競技大会の参加業者は30社で去年から10号玉の部に九州業者も参加しており、
かつて小浜で行われた全九州花火師競技大会を思い出すようで嬉しかった。
5号玉の部、スターマインの部など花火師の技術とセンスによって素晴らしい花火が披露されていく。
ここでしか見れない業者もあればお馴染みの業者、特に先月は廿日市で生島煙火、姶良市で大洋花火も見る機会があったので、
個人的に一目置いて見てしまった。
ミュージック花火は「The Entertainer」というタイトルから、今年は例年以上に凄い演出を用意している予感がした。
音楽は「グレイテスト・ショーマン」に乗せて約7分間という青木煙火店によるミュージック花火。
打上幅も450mとこれほど規模の大きなミュージック花火が見れるのは本当に全国でもそう見れるようなものではない。
何年か前に同じ場所で同じような花火を見て、その時も確かに感動はしているはずだが、
以前とは比べものにならないくらい音楽とのシンクロの高さとパイロの技術などすべてにおいて凄かった。

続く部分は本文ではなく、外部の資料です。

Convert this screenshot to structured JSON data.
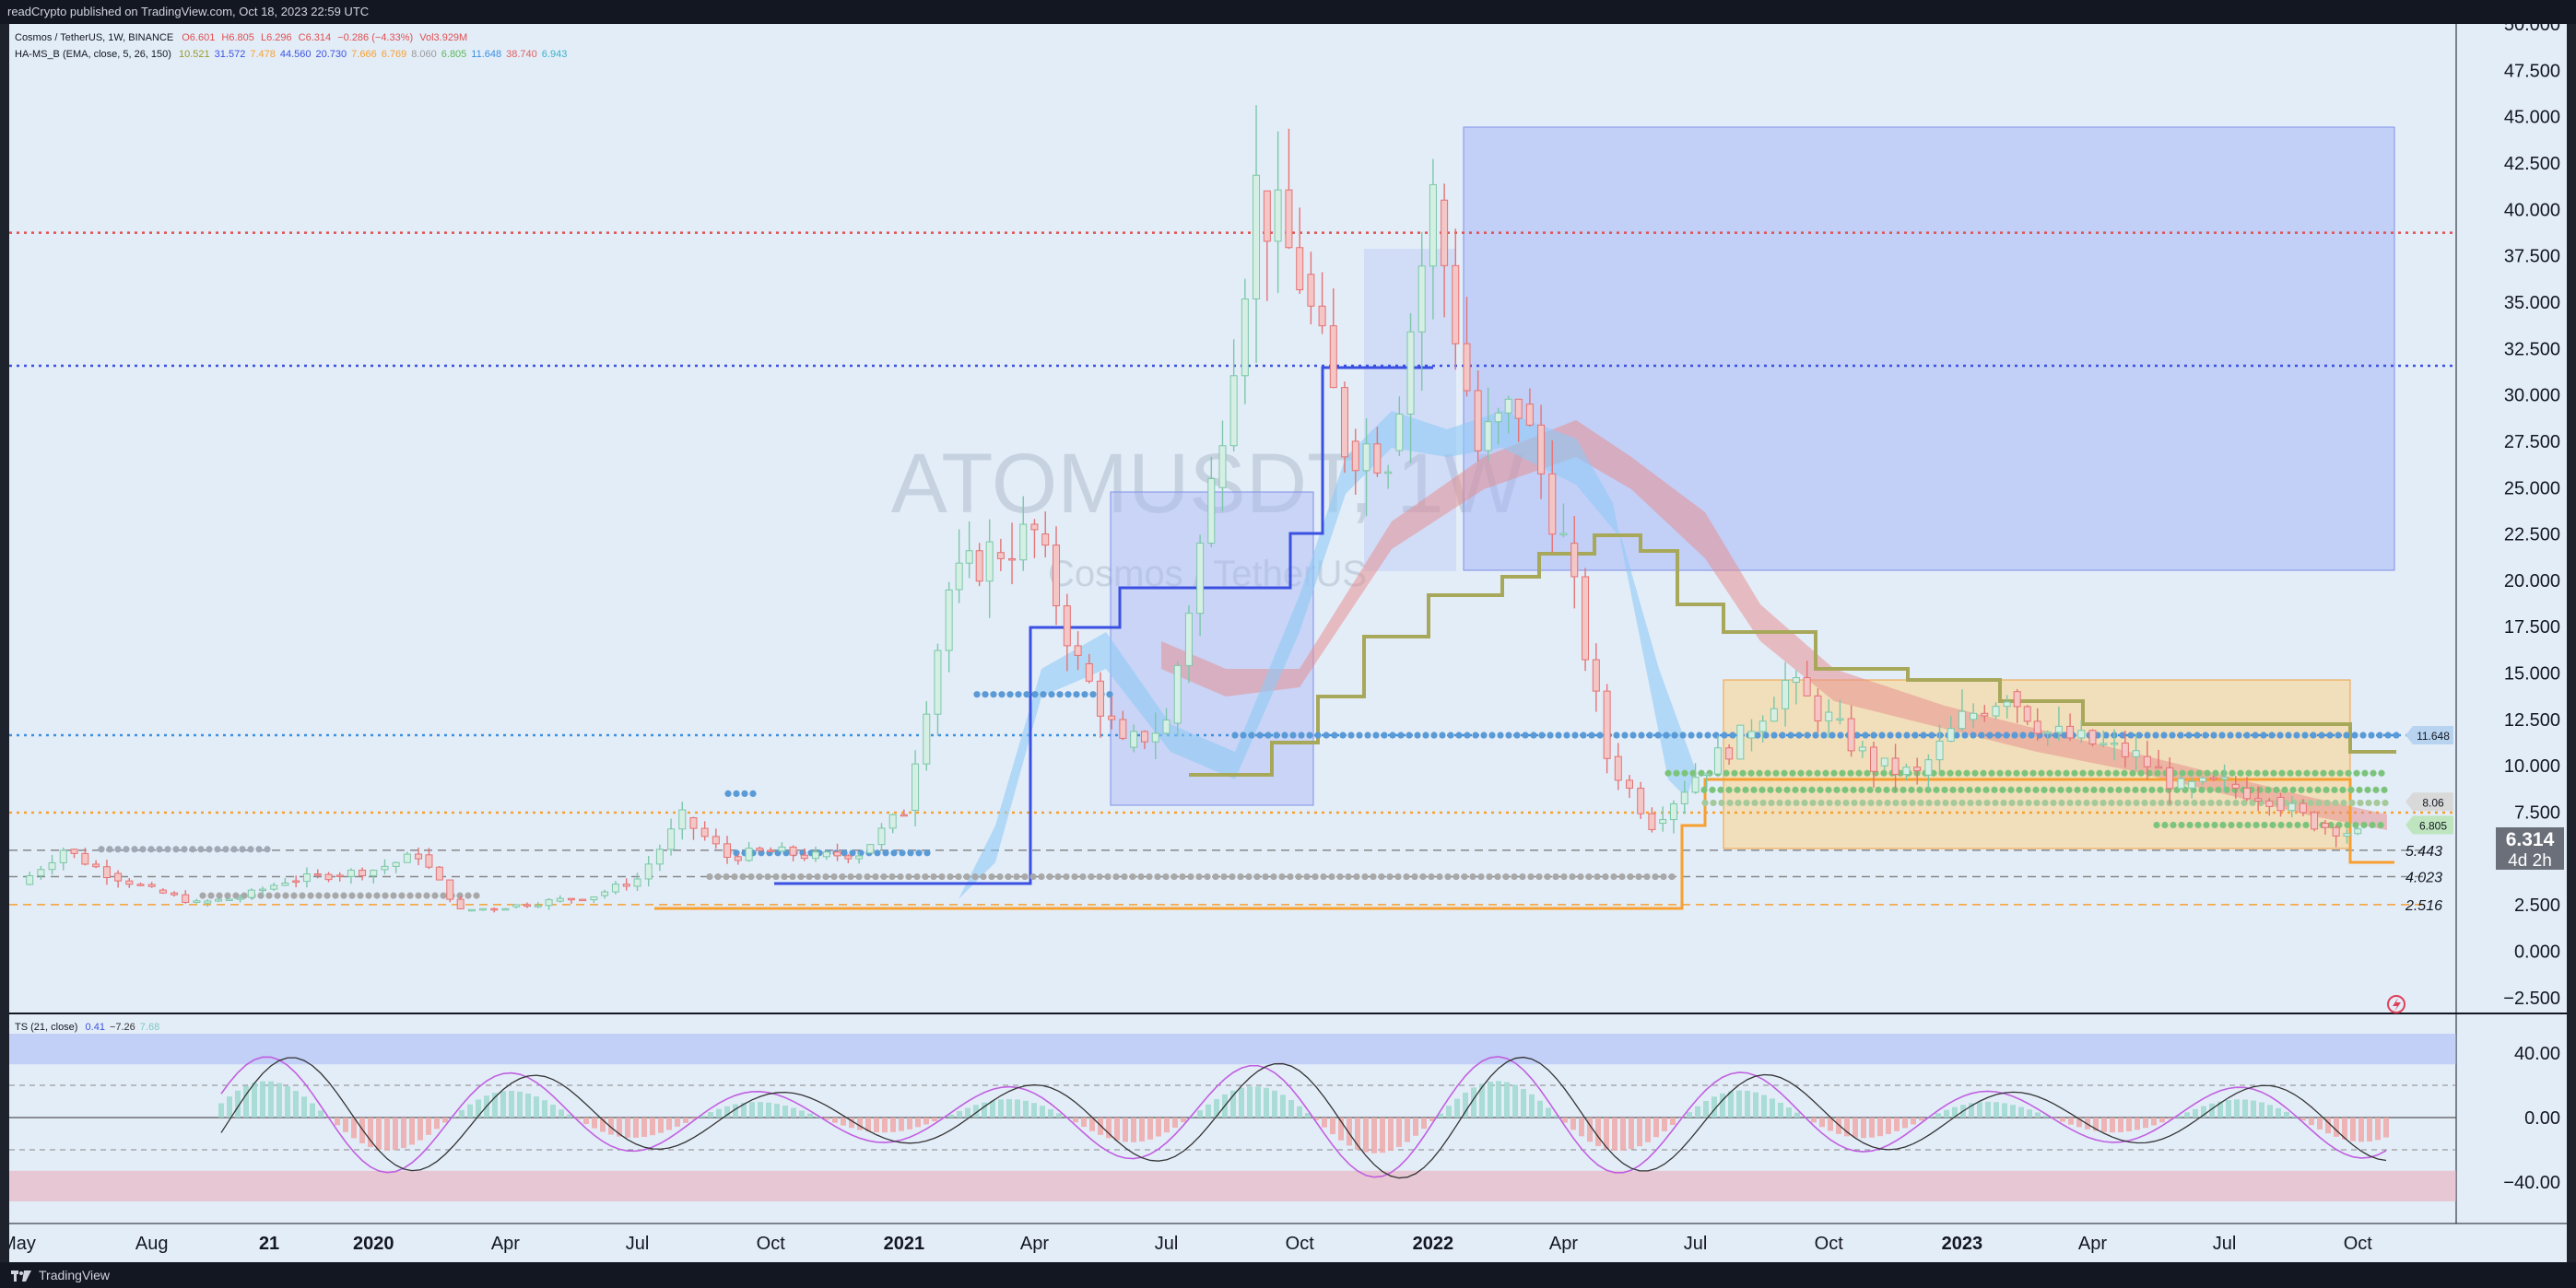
{
  "header": {
    "publish_note": "readCrypto published on TradingView.com, Oct 18, 2023 22:59 UTC"
  },
  "legend": {
    "symbol": "Cosmos / TetherUS, 1W, BINANCE",
    "ohlc": {
      "o": "O6.601",
      "h": "H6.805",
      "l": "L6.296",
      "c": "C6.314",
      "chg": "−0.286 (−4.33%)",
      "vol": "Vol3.929M"
    },
    "indicator_name": "HA-MS_B (EMA, close, 5, 26, 150)",
    "indicator_values": [
      {
        "v": "10.521",
        "color": "#9a9a2a"
      },
      {
        "v": "31.572",
        "color": "#3b52e0"
      },
      {
        "v": "7.478",
        "color": "#f7a030"
      },
      {
        "v": "44.560",
        "color": "#3b52e0"
      },
      {
        "v": "20.730",
        "color": "#3b52e0"
      },
      {
        "v": "7.666",
        "color": "#f7a030"
      },
      {
        "v": "6.769",
        "color": "#f7a030"
      },
      {
        "v": "8.060",
        "color": "#9a9a9a"
      },
      {
        "v": "6.805",
        "color": "#5cb85c"
      },
      {
        "v": "11.648",
        "color": "#3b8fe0"
      },
      {
        "v": "38.740",
        "color": "#e06060"
      },
      {
        "v": "6.943",
        "color": "#3bb0c9"
      }
    ],
    "ts_name": "TS (21, close)",
    "ts_values": [
      {
        "v": "0.41",
        "color": "#3b52e0"
      },
      {
        "v": "−7.26",
        "color": "#333333"
      },
      {
        "v": "7.68",
        "color": "#7fc7c0"
      }
    ]
  },
  "watermark": {
    "title": "ATOMUSDT, 1W",
    "subtitle": "Cosmos / TetherUS"
  },
  "chart_data": {
    "type": "candlestick",
    "y_axis_labels": [
      "50.000",
      "47.500",
      "45.000",
      "42.500",
      "40.000",
      "37.500",
      "35.000",
      "32.500",
      "30.000",
      "27.500",
      "25.000",
      "22.500",
      "20.000",
      "17.500",
      "15.000",
      "12.500",
      "10.000",
      "7.500",
      "5.000",
      "2.500",
      "0.000",
      "−2.500"
    ],
    "y_axis_values": [
      50,
      47.5,
      45,
      42.5,
      40,
      37.5,
      35,
      32.5,
      30,
      27.5,
      25,
      22.5,
      20,
      17.5,
      15,
      12.5,
      10,
      7.5,
      5,
      2.5,
      0,
      -2.5
    ],
    "x_axis_labels": [
      "May",
      "Aug",
      "21",
      "2020",
      "Apr",
      "Jul",
      "Oct",
      "2021",
      "Apr",
      "Jul",
      "Oct",
      "2022",
      "Apr",
      "Jul",
      "Oct",
      "2023",
      "Apr",
      "Jul",
      "Oct"
    ],
    "x_axis_dates": [
      "2019-05",
      "2019-08",
      "2019-10-21",
      "2020-01",
      "2020-04",
      "2020-07",
      "2020-10",
      "2021-01",
      "2021-04",
      "2021-07",
      "2021-10",
      "2022-01",
      "2022-04",
      "2022-07",
      "2022-10",
      "2023-01",
      "2023-04",
      "2023-07",
      "2023-10"
    ],
    "series": [
      {
        "name": "ATOMUSDT close (approx)",
        "points": [
          [
            "2019-05",
            3.6
          ],
          [
            "2019-06",
            5.5
          ],
          [
            "2019-07",
            4.2
          ],
          [
            "2019-08",
            3.3
          ],
          [
            "2019-09",
            2.6
          ],
          [
            "2019-10",
            2.9
          ],
          [
            "2019-11",
            3.8
          ],
          [
            "2019-12",
            4.1
          ],
          [
            "2020-01",
            4.4
          ],
          [
            "2020-02",
            5.2
          ],
          [
            "2020-03",
            2.2
          ],
          [
            "2020-04",
            2.4
          ],
          [
            "2020-05",
            2.7
          ],
          [
            "2020-06",
            3.0
          ],
          [
            "2020-07",
            3.9
          ],
          [
            "2020-08",
            7.2
          ],
          [
            "2020-09",
            5.1
          ],
          [
            "2020-10",
            5.4
          ],
          [
            "2020-11",
            5.1
          ],
          [
            "2020-12",
            5.3
          ],
          [
            "2021-01",
            7.6
          ],
          [
            "2021-02",
            19.5
          ],
          [
            "2021-03",
            21.5
          ],
          [
            "2021-04",
            22.5
          ],
          [
            "2021-05",
            15.5
          ],
          [
            "2021-06",
            11.0
          ],
          [
            "2021-07",
            12.3
          ],
          [
            "2021-08",
            25.0
          ],
          [
            "2021-09",
            41.0
          ],
          [
            "2021-10",
            36.5
          ],
          [
            "2021-11",
            27.5
          ],
          [
            "2021-12",
            27.0
          ],
          [
            "2022-01",
            40.5
          ],
          [
            "2022-02",
            27.0
          ],
          [
            "2022-03",
            29.5
          ],
          [
            "2022-04",
            22.0
          ],
          [
            "2022-05",
            10.5
          ],
          [
            "2022-06",
            6.9
          ],
          [
            "2022-07",
            9.5
          ],
          [
            "2022-08",
            11.5
          ],
          [
            "2022-09",
            14.5
          ],
          [
            "2022-10",
            12.5
          ],
          [
            "2022-11",
            10.0
          ],
          [
            "2022-12",
            9.5
          ],
          [
            "2023-01",
            12.5
          ],
          [
            "2023-02",
            14.0
          ],
          [
            "2023-03",
            11.8
          ],
          [
            "2023-04",
            11.2
          ],
          [
            "2023-05",
            10.5
          ],
          [
            "2023-06",
            8.8
          ],
          [
            "2023-07",
            9.0
          ],
          [
            "2023-08",
            8.3
          ],
          [
            "2023-09",
            6.9
          ],
          [
            "2023-10",
            6.314
          ]
        ]
      }
    ],
    "horizontal_levels": [
      {
        "value": 38.74,
        "color": "#e05050",
        "style": "dotted"
      },
      {
        "value": 31.572,
        "color": "#3a50e0",
        "style": "dotted"
      },
      {
        "value": 11.648,
        "color": "#3b8fe0",
        "style": "dotted"
      },
      {
        "value": 7.478,
        "color": "#f7a030",
        "style": "dotted"
      },
      {
        "value": 5.443,
        "color": "#888888",
        "style": "dashed",
        "label": "5.443"
      },
      {
        "value": 4.023,
        "color": "#888888",
        "style": "dashed",
        "label": "4.023"
      },
      {
        "value": 2.516,
        "color": "#f7a030",
        "style": "dashed",
        "label": "2.516"
      }
    ],
    "right_tags": [
      {
        "value": 11.648,
        "label": "11.648",
        "color": "#b7d3ef"
      },
      {
        "value": 8.06,
        "label": "8.06",
        "color": "#d9d9d9"
      },
      {
        "value": 6.805,
        "label": "6.805",
        "color": "#bfe5bf"
      }
    ],
    "current_price": {
      "value": 6.314,
      "label": "6.314",
      "countdown": "4d 2h"
    },
    "oscillator": {
      "name": "TS (21, close)",
      "y_axis_labels": [
        "40.00",
        "0.00",
        "−40.00"
      ],
      "y_axis_values": [
        40,
        0,
        -40
      ]
    },
    "grid": false
  },
  "footer": {
    "brand": "TradingView"
  }
}
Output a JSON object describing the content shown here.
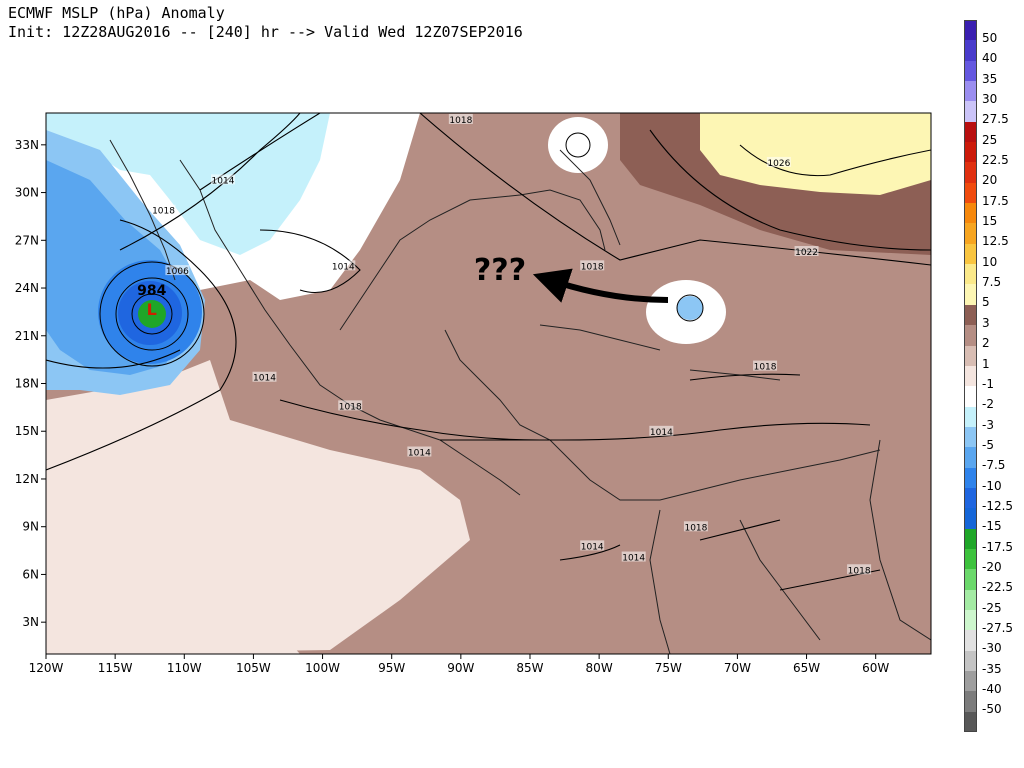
{
  "header": {
    "line1": "ECMWF MSLP (hPa) Anomaly",
    "line2": "Init: 12Z28AUG2016 -- [240] hr --> Valid Wed 12Z07SEP2016"
  },
  "map": {
    "lon_labels": [
      "120W",
      "115W",
      "110W",
      "105W",
      "100W",
      "95W",
      "90W",
      "85W",
      "80W",
      "75W",
      "70W",
      "65W",
      "60W"
    ],
    "lat_labels": [
      "33N",
      "30N",
      "27N",
      "24N",
      "21N",
      "18N",
      "15N",
      "12N",
      "9N",
      "6N",
      "3N"
    ],
    "lon_range": [
      -120,
      -56
    ],
    "lat_range": [
      1,
      35
    ],
    "low_center": {
      "label": "L",
      "pressure": "984",
      "lon": -112.5,
      "lat": 22.8
    },
    "isobar_labels": [
      {
        "text": "1018",
        "lon": -90.0,
        "lat": 34.5
      },
      {
        "text": "1026",
        "lon": -67.0,
        "lat": 31.8
      },
      {
        "text": "1014",
        "lon": -107.2,
        "lat": 30.7
      },
      {
        "text": "1018",
        "lon": -111.5,
        "lat": 28.8
      },
      {
        "text": "1006",
        "lon": -110.5,
        "lat": 25.0
      },
      {
        "text": "1014",
        "lon": -98.5,
        "lat": 25.3
      },
      {
        "text": "1018",
        "lon": -80.5,
        "lat": 25.3
      },
      {
        "text": "1022",
        "lon": -65.0,
        "lat": 26.2
      },
      {
        "text": "1014",
        "lon": -104.2,
        "lat": 18.3
      },
      {
        "text": "1018",
        "lon": -98.0,
        "lat": 16.5
      },
      {
        "text": "1018",
        "lon": -68.0,
        "lat": 19.0
      },
      {
        "text": "1014",
        "lon": -75.5,
        "lat": 14.9
      },
      {
        "text": "1014",
        "lon": -93.0,
        "lat": 13.6
      },
      {
        "text": "1018",
        "lon": -73.0,
        "lat": 8.9
      },
      {
        "text": "1014",
        "lon": -80.5,
        "lat": 7.7
      },
      {
        "text": "1014",
        "lon": -77.5,
        "lat": 7.0
      },
      {
        "text": "1018",
        "lon": -61.2,
        "lat": 6.2
      }
    ],
    "annotation": {
      "text": "???",
      "arrow": "curved-left-arrow"
    }
  },
  "legend": {
    "labels": [
      "50",
      "40",
      "35",
      "30",
      "27.5",
      "25",
      "22.5",
      "20",
      "17.5",
      "15",
      "12.5",
      "10",
      "7.5",
      "5",
      "3",
      "2",
      "1",
      "-1",
      "-2",
      "-3",
      "-5",
      "-7.5",
      "-10",
      "-12.5",
      "-15",
      "-17.5",
      "-20",
      "-22.5",
      "-25",
      "-27.5",
      "-30",
      "-35",
      "-40",
      "-50"
    ],
    "colors": [
      "#3a1fb0",
      "#4a3ccc",
      "#6558e0",
      "#9b8ef0",
      "#cbc4f8",
      "#b80f0f",
      "#cc1a0a",
      "#e03010",
      "#f04b0e",
      "#f6880c",
      "#f7a520",
      "#f9c540",
      "#fbe98a",
      "#fdf6b4",
      "#8d5f55",
      "#b58e84",
      "#d8bdb3",
      "#f4e5df",
      "#ffffff",
      "#c5f1fb",
      "#8cc6f4",
      "#5aa6ef",
      "#2f83eb",
      "#1f66e0",
      "#1566d8",
      "#1fa628",
      "#3dc23d",
      "#6bd86b",
      "#a4eba4",
      "#cdf6cd",
      "#e1e1e1",
      "#c4c4c4",
      "#9e9e9e",
      "#7c7c7c",
      "#585858"
    ]
  },
  "colors": {
    "ocean_neutral": "#f4e5df",
    "positive_2": "#d8bdb3",
    "positive_3": "#b58e84",
    "positive_5": "#8d5f55",
    "positive_7_5": "#fdf6b4",
    "negative_2": "#c5f1fb",
    "negative_3": "#8cc6f4",
    "negative_5": "#5aa6ef",
    "negative_7_5": "#2f83eb",
    "negative_15": "#1fa628"
  }
}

あれだけの花火を打ち上げても殆ど煙の影響を受けなかったのも大きく感動を与えた1つだったが、
球磨川に映り込むロケーションの素晴らしさなどすべてにおいて良い条件が整っており、
もっと早くここで撮影すれば良かったと後悔してしまった。


※まだ暗くなる前に始まるトワイライト花火

時間が経つのはあっという間で、すべての競技大会が終わり、
恒例の八代愛唱歌に合わせて7号玉80発、10号玉30発の協賛花火で幕を閉じた。
いつもは八代愛唱歌を聞く暇も無く機材撤収してシャトルバスに向かって急いでいたが、
今日はのんびり片付けながら八代愛唱歌を聞くことが出来た。
メイン会場では花火業者との光の交流が行われており、
青白いLEDライトが無数に点灯して綺麗だった。
帰りは特に急ぐこともないし道路も渋滞しているだろうから、
昼食に寄ったうどん屋で夕食を食べた。
何年も八代に通って花火終わりにこれだけのんびりしたのは本当に久しぶりで、
ずっと立ち続けていた体を休息出来るのは嬉しい。
駐車場に戻ったのは22時頃ですっかり閑散としていたが、
目の前の道路は相変わらず渋滞している。
このまま八代ICまで行っても良かったが、
試しに迂回路になっている宇城氷川ICに向かってみると、
これが意外とスムーズに進み、国道3号線に出ると少し渋滞していたが意外と早く高速に乗ることが出来た。
このパターンは意外と穴場かもしれない。